So eine Funktion - meinetwegen per Zeitplan wie der Campingmode (vielen Dank an Skoda nochmal, starke Aktion) als Option würde schonmal helfen.
'Möchten Sie, dass Ihr Skoda das HV-System all 120 Minuten hochfährt und dann für 20 Minuten aktiv hält, um (bis auf Fehler natürlich) die Funktionsbereitschaft des 12V-Systems zu unterstützen?'
Das Ding dann einfach im Winter oder auf dem Flughafenparkplatz aktivieren und wir haben das Problem nicht gelöst, aber deutlich abgeschwächt. Es sollte auch einfach über die Spannungsmessung im Auto zu realisieren sein, ich möchte da aber den DEVs nicht zuviel
zutrauenzumuten. (<12.4V, Schutz auf für x Minuten oder bis Ladestrom < y Ampere)Mein Händler macht es komplett absurd: Screenshots und Fotos reichen nicht. Das Problem muss vor Ort beim Händler auftreten, sonst zählt es nicht: Ich erwähnte, dass ich es entspannt im Sommer beheben lassen wollte: Sie meinte, das Auto müsste dann im Winter mal da übernachten, damit sie es selbst dokumentieren können. Ich erwiderte, dass es sporadisch ist. Sie meinte, dann müsste es halt länger dort übernachten.

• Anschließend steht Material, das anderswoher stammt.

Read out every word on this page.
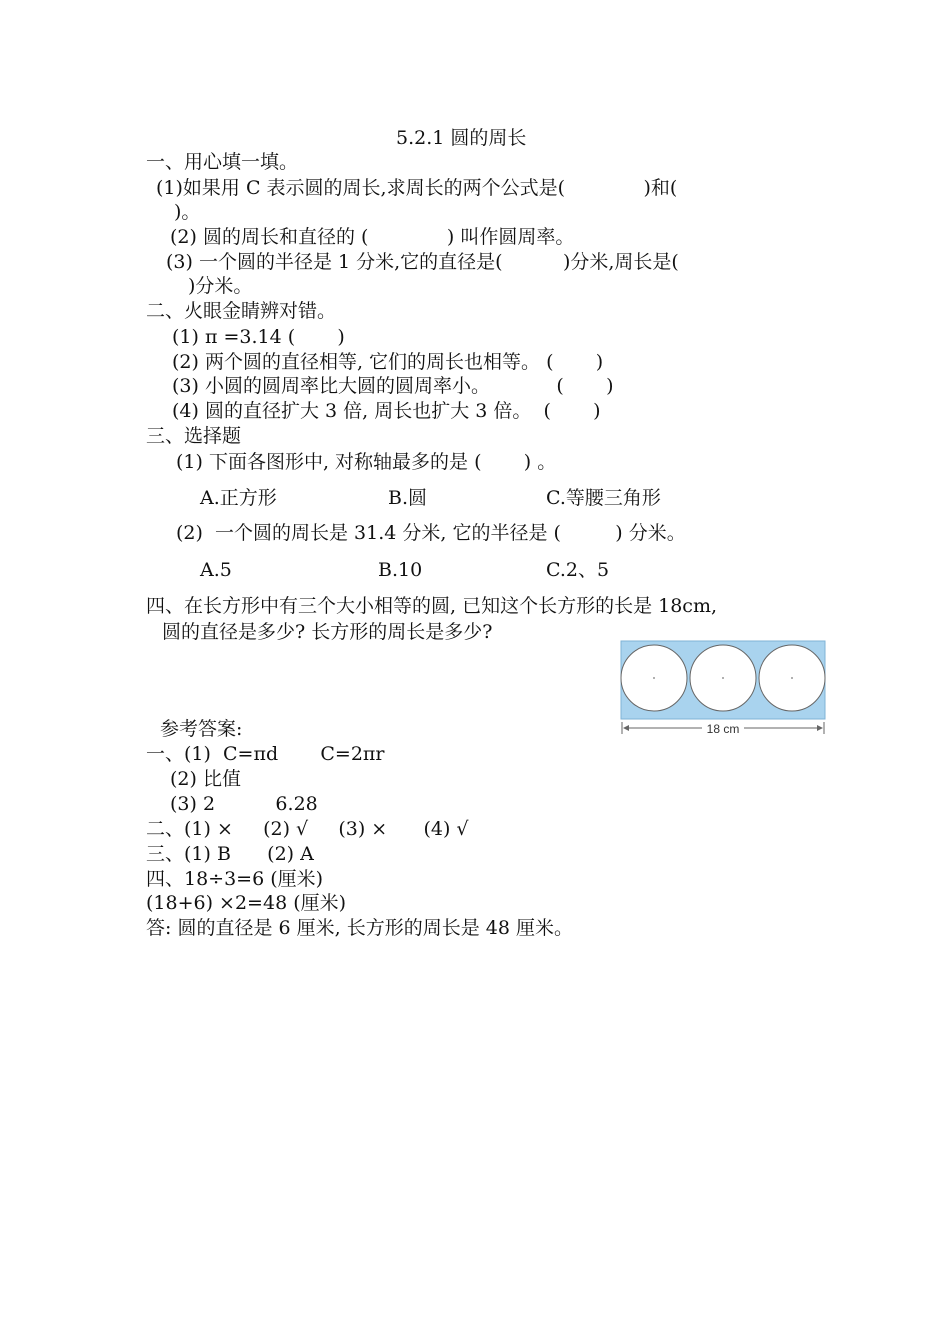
5.2.1 圆的周长
一、用心填一填。
(1)如果用 C 表示圆的周长,求周长的两个公式是(             )和(
)。
(2) 圆的周长和直径的 (             ) 叫作圆周率。
(3) 一个圆的半径是 1 分米,它的直径是(          )分米,周长是(
)分米。
二、火眼金睛辨对错。
(1) π =3.14 (       )
(2) 两个圆的直径相等, 它们的周长也相等。 (       )
(3) 小圆的圆周率比大圆的圆周率小。           (       )
(4) 圆的直径扩大 3 倍, 周长也扩大 3 倍。  (       )
三、选择题
(1) 下面各图形中, 对称轴最多的是 (       ) 。
A.正方形	B.圆	C.等腰三角形
(2)  一个圆的周长是 31.4 分米, 它的半径是 (         ) 分米。
A.5	B.10	C.2、5
四、在长方形中有三个大小相等的圆, 已知这个长方形的长是 18cm,
圆的直径是多少? 长方形的周长是多少?
18 cm
参考答案:
一、(1)  C=πd       C=2πr
(2) 比值
(3) 2          6.28
二、(1) ×     (2) √     (3) ×      (4) √
三、(1) B      (2) A
四、18÷3=6 (厘米)
(18+6) ×2=48 (厘米)
答: 圆的直径是 6 厘米, 长方形的周长是 48 厘米。
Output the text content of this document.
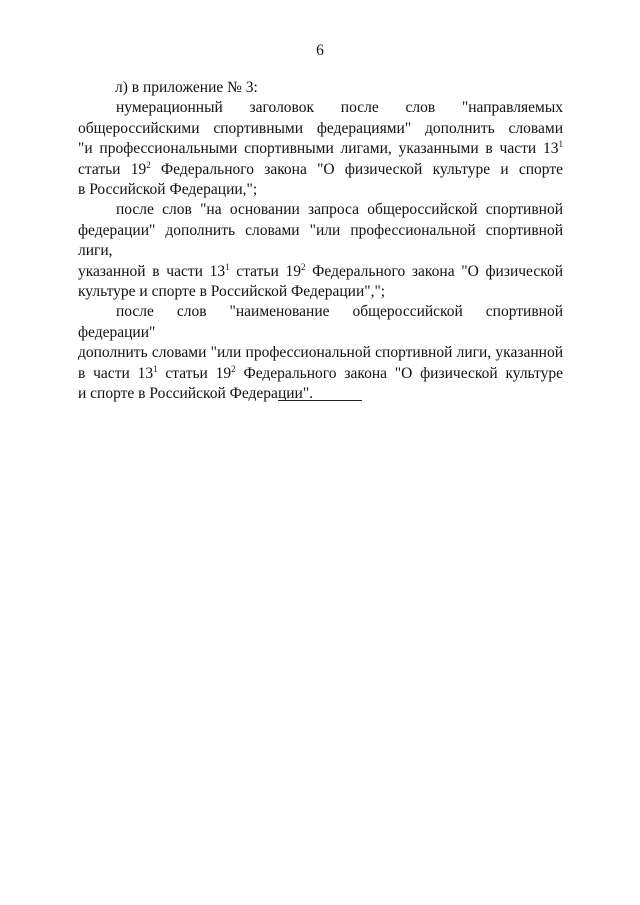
6

л) в приложение № 3:

нумерационный заголовок после слов "направляемых
общероссийскими спортивными федерациями" дополнить словами
"и профессиональными спортивными лигами, указанными в части $13^1$
статьи $19^2$ Федерального закона "О физической культуре и спорте
в Российской Федерации,";
после слов "на основании запроса общероссийской спортивной
федерации" дополнить словами "или профессиональной спортивной лиги,
указанной в части $13^1$ статьи $19^2$ Федерального закона "О физической
культуре и спорте в Российской Федерации",";
после слов "наименование общероссийской спортивной федерации"
дополнить словами "или профессиональной спортивной лиги, указанной
в части $13^1$ статьи $19^2$ Федерального закона "О физической культуре
и спорте в Российской Федерации".
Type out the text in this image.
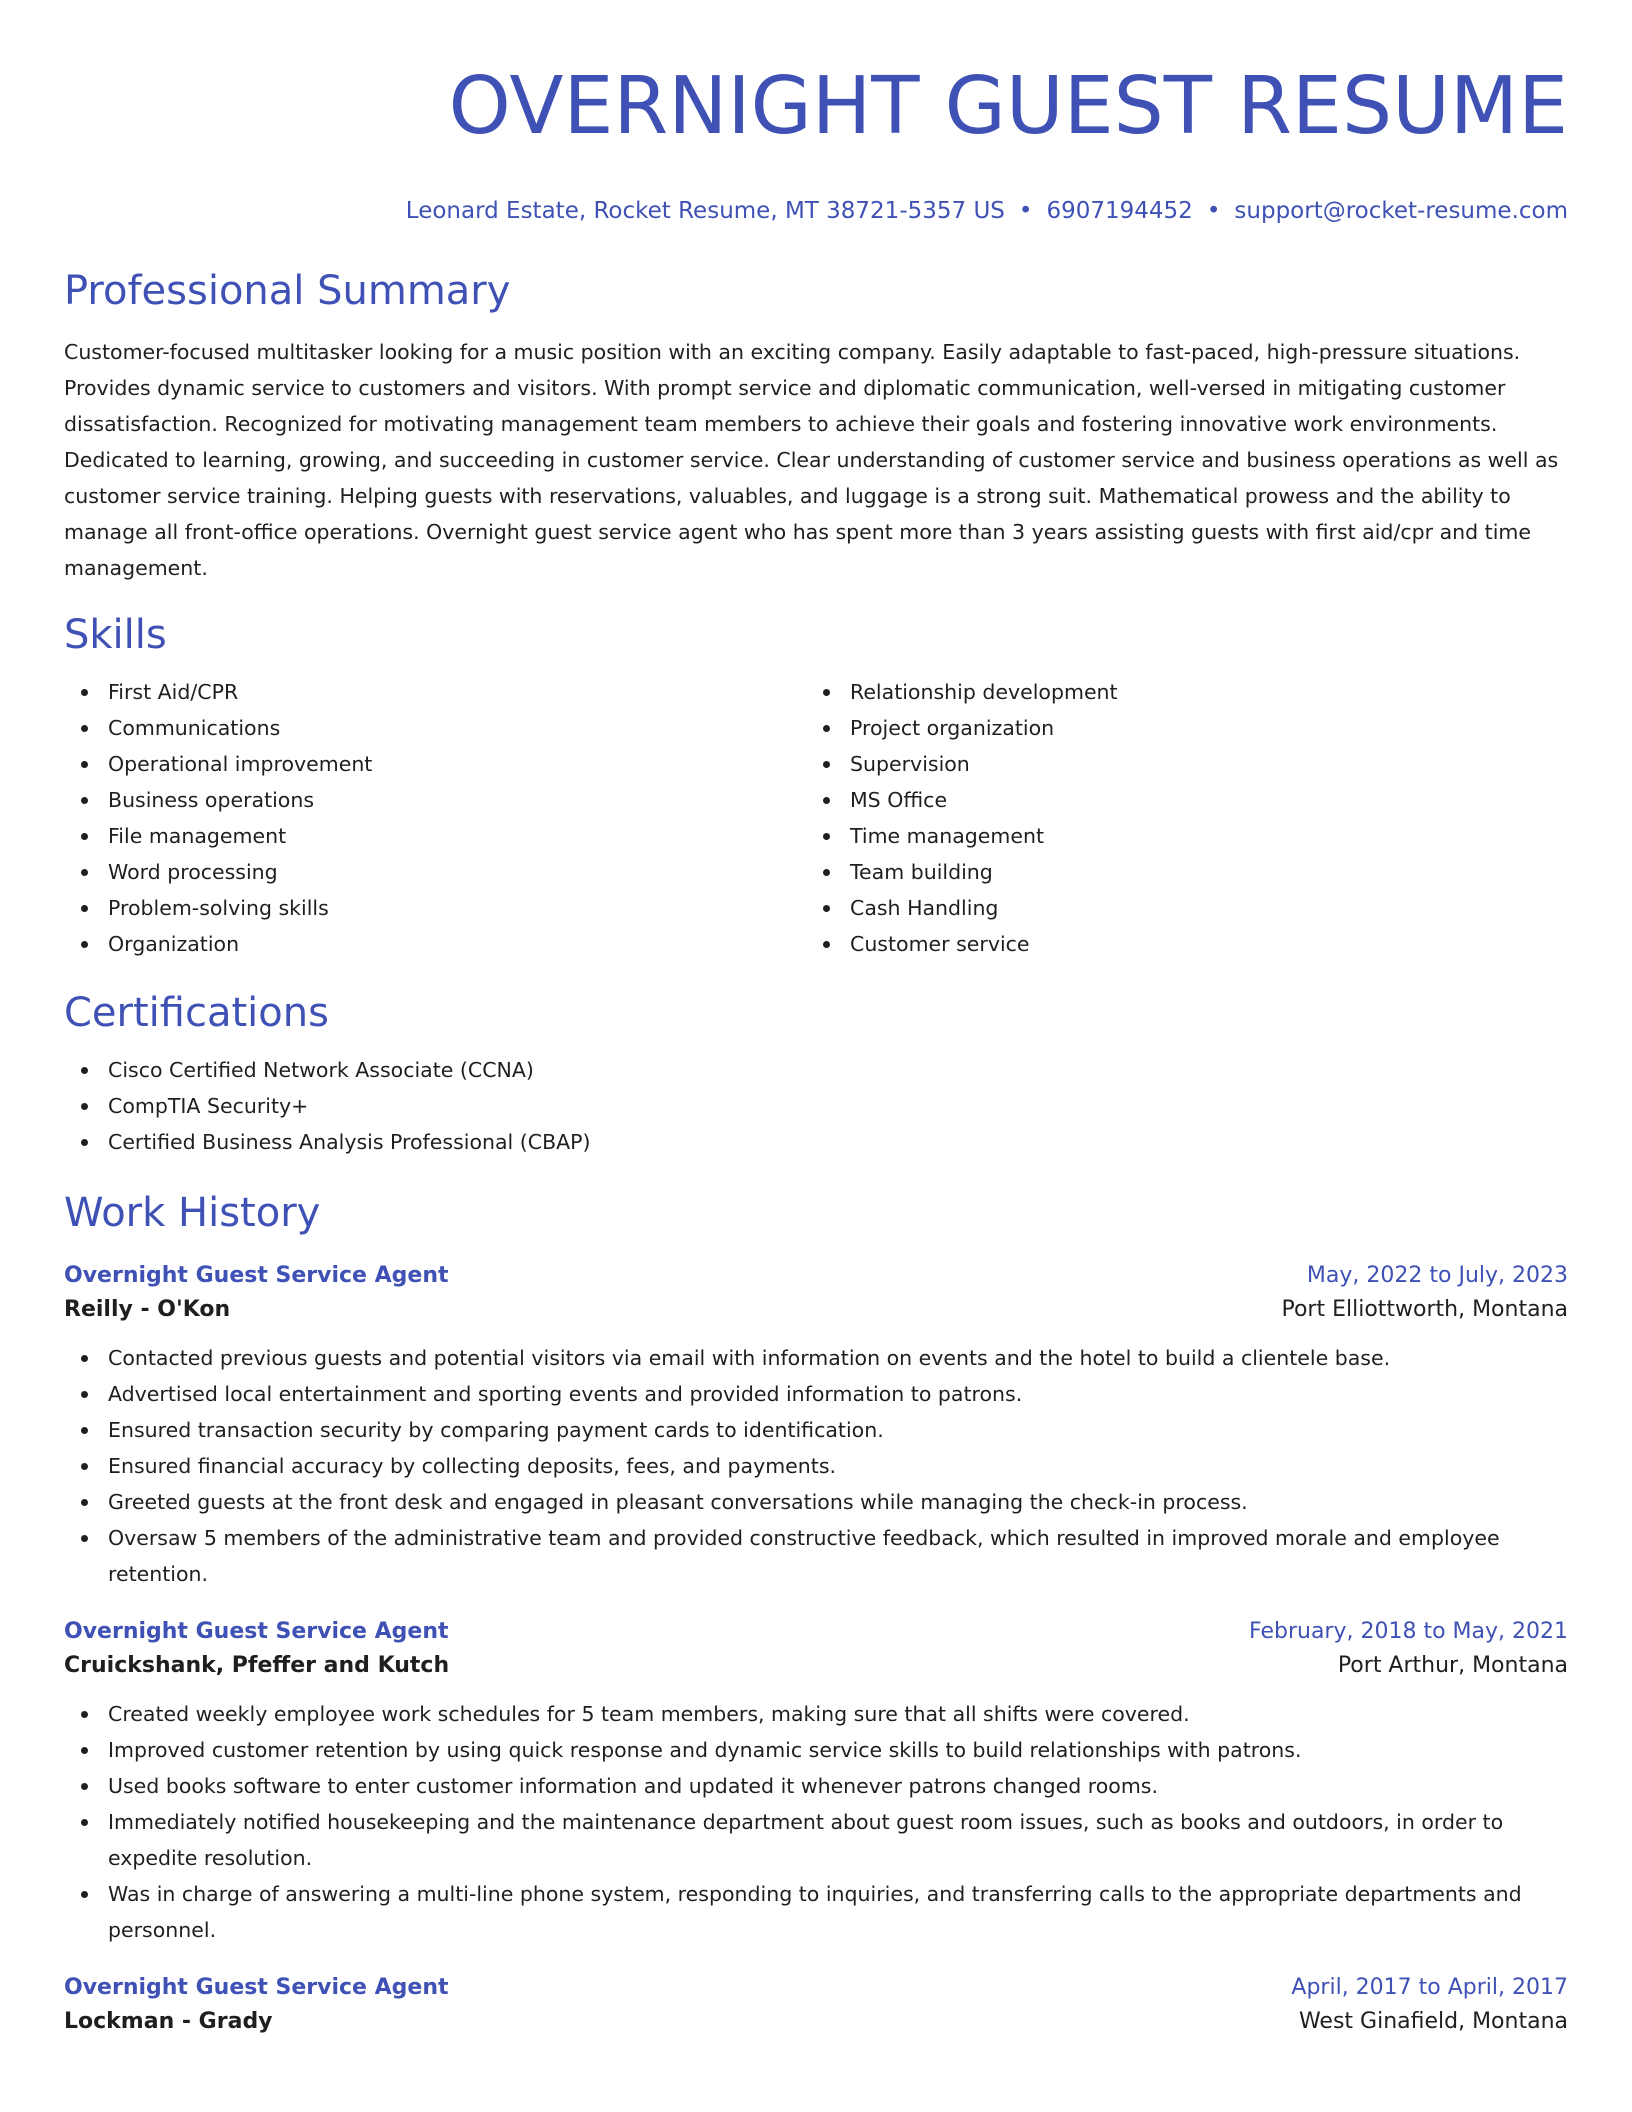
OVERNIGHT GUEST RESUME
Leonard Estate, Rocket Resume, MT 38721-5357 US • 6907194452 • support@rocket-resume.com
Professional Summary
Customer-focused multitasker looking for a music position with an exciting company. Easily adaptable to fast-paced, high-pressure situations. Provides dynamic service to customers and visitors. With prompt service and diplomatic communication, well-versed in mitigating customer dissatisfaction. Recognized for motivating management team members to achieve their goals and fostering innovative work environments. Dedicated to learning, growing, and succeeding in customer service. Clear understanding of customer service and business operations as well as customer service training. Helping guests with reservations, valuables, and luggage is a strong suit. Mathematical prowess and the ability to manage all front-office operations. Overnight guest service agent who has spent more than 3 years assisting guests with first aid/cpr and time management.
Skills
First Aid/CPR
Communications
Operational improvement
Business operations
File management
Word processing
Problem-solving skills
Organization
Relationship development
Project organization
Supervision
MS Office
Time management
Team building
Cash Handling
Customer service
Certifications
Cisco Certified Network Associate (CCNA)
CompTIA Security+
Certified Business Analysis Professional (CBAP)
Work History
Overnight Guest Service Agent	May, 2022 to July, 2023
Reilly - O'Kon	Port Elliottworth, Montana
Contacted previous guests and potential visitors via email with information on events and the hotel to build a clientele base.
Advertised local entertainment and sporting events and provided information to patrons.
Ensured transaction security by comparing payment cards to identification.
Ensured financial accuracy by collecting deposits, fees, and payments.
Greeted guests at the front desk and engaged in pleasant conversations while managing the check-in process.
Oversaw 5 members of the administrative team and provided constructive feedback, which resulted in improved morale and employee retention.
Overnight Guest Service Agent	February, 2018 to May, 2021
Cruickshank, Pfeffer and Kutch	Port Arthur, Montana
Created weekly employee work schedules for 5 team members, making sure that all shifts were covered.
Improved customer retention by using quick response and dynamic service skills to build relationships with patrons.
Used books software to enter customer information and updated it whenever patrons changed rooms.
Immediately notified housekeeping and the maintenance department about guest room issues, such as books and outdoors, in order to expedite resolution.
Was in charge of answering a multi-line phone system, responding to inquiries, and transferring calls to the appropriate departments and personnel.
Overnight Guest Service Agent	April, 2017 to April, 2017
Lockman - Grady	West Ginafield, Montana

Ich werde absolut darin bestätigt, privat niemals ein neues Auto gekauft zu haben. Hätte der keine Garantie, würde ich einfach die Batterie tauschen gegen die beste AGR, die man in dem Formfaktor bekommen kann, und hätte meine Ruhe bzw. etwas weniger Stress in Zukunft.
Haben wir hier iwo eine Datenbank mit empfehlenswerten Skoda-Partnern?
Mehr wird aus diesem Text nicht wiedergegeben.